What are we missing?
The Hubble tension is one of the most hotly debated
discrepancies in all of astronomy. It centers around a number called the Hubble
constant, which is functionally the rate at which our universe is expanding.
Yup, our infinite universe is expanding. Trippy.
We’ve known that this expansion is a fact of our cosmos for
a while now (we also know that expansion is speeding up, but that’s another
story). But we still don’t know exactly how fast this expansion is happening—we
don’t know what the Hubble constant is. And it’s not for lack of trying,
either.
There’s a few ways you can measure the Hubble Constant, but
there are two major ones. The first, which is how the Hubble Telescope itself
does it, is to figure out how fast the things around us are moving away from
us. This is done by targeting specific, reliable objects in the sky,
calculating the distances to them, and combining those distance with
measurements of redshift (a phenomenon that happens when an object moves away
from our vantage point, stretching out the light its sending our way and making
it appear redder). This is called a local measurement, and it results in a
Hubble constant of around 74 kilometers per second per megaparsec (km/s/Mpc).
The second way is to look at the Big Bang. Well, not
directly—that’s currently impossible. But we can look at the cosmic microwave
background, which is the radiation from the Big Bang that permeates every
‘corner’ of our universe. By studying this ancient radiation, we can get a
reading of what the Hubble constant would have been back when the universe began
and then use our knowledge of the laws of physics to functionally fast-forward
and find what that Hubble constant should be now. Using this method, we get a
predicted Hubble constant of around 68 km/s/Mpc.
And that is the Hubble tension—those numbers should be the
same, but they’re not. And when expectation doesn’t match observation in
astronomy, it means one of two things: there’s something wrong with our
measurement techniques, or there’s something wrong with our understanding of
physics.
Now, more and more, it’s looking like the latter. A recent
paper—led by Adam Riess, who won the Nobel Prize in Physics in 2011 for his
discovery that the expansion of the universe was accelerating and, by
extension, his discovery of dark energy—announced that observations from the
James Webb Space Telescope further confirm Hubble’s measurements of the local
Hubble constant. According to our absolute best space telescope, the Hubble
constant is around 73 km/s/Mpc (which is within the margin of error of the original
Hubble measurement), not the ~68 km/s/Mpc it should be.

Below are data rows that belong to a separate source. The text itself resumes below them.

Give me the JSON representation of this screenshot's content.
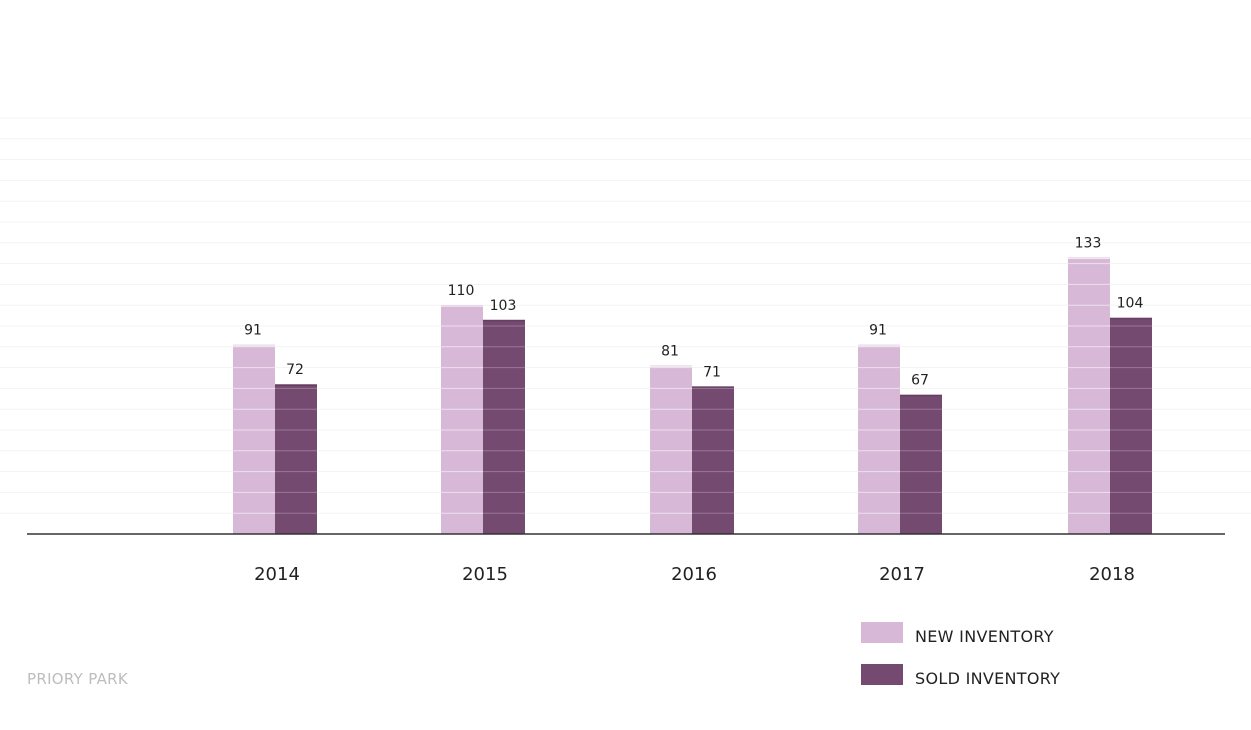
{
  "chart_data": {
    "type": "bar",
    "categories": [
      "2014",
      "2015",
      "2016",
      "2017",
      "2018"
    ],
    "series": [
      {
        "name": "NEW INVENTORY",
        "values": [
          91,
          110,
          81,
          91,
          133
        ],
        "color": "#d7b8d7"
      },
      {
        "name": "SOLD INVENTORY",
        "values": [
          72,
          103,
          71,
          67,
          104
        ],
        "color": "#754a70"
      }
    ],
    "title": "",
    "xlabel": "",
    "ylabel": "",
    "ylim": [
      0,
      200
    ],
    "grid": true,
    "legend_position": "bottom-right"
  },
  "footer": {
    "label": "PRIORY PARK"
  }
}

It might be fair to have a little bit of a “so what?”
reaction to this news. After all, when you boil it down, the only thing we’ve
discovered is that there is in fact something we still don’t understand about
the expansion of the universe.
But the excitement behind this announcement comes from the
fact that this new measurement confirms that the Hubble tension is real. It’s
not a quirk of an old telescope—it’s actually a problem. And that means this
isn’t some trivial squabble. There’s something we don’t know about the basic
physics that underpin our entire cosmos.
Scientists are going to keep pushing to understand exactly what we’re missing that is leading to this discrepancy. And if our scientific history is anything to go by, someday, they’ll figure it out. And when they do, we’re going to have entirely new physics on our hands. How exciting.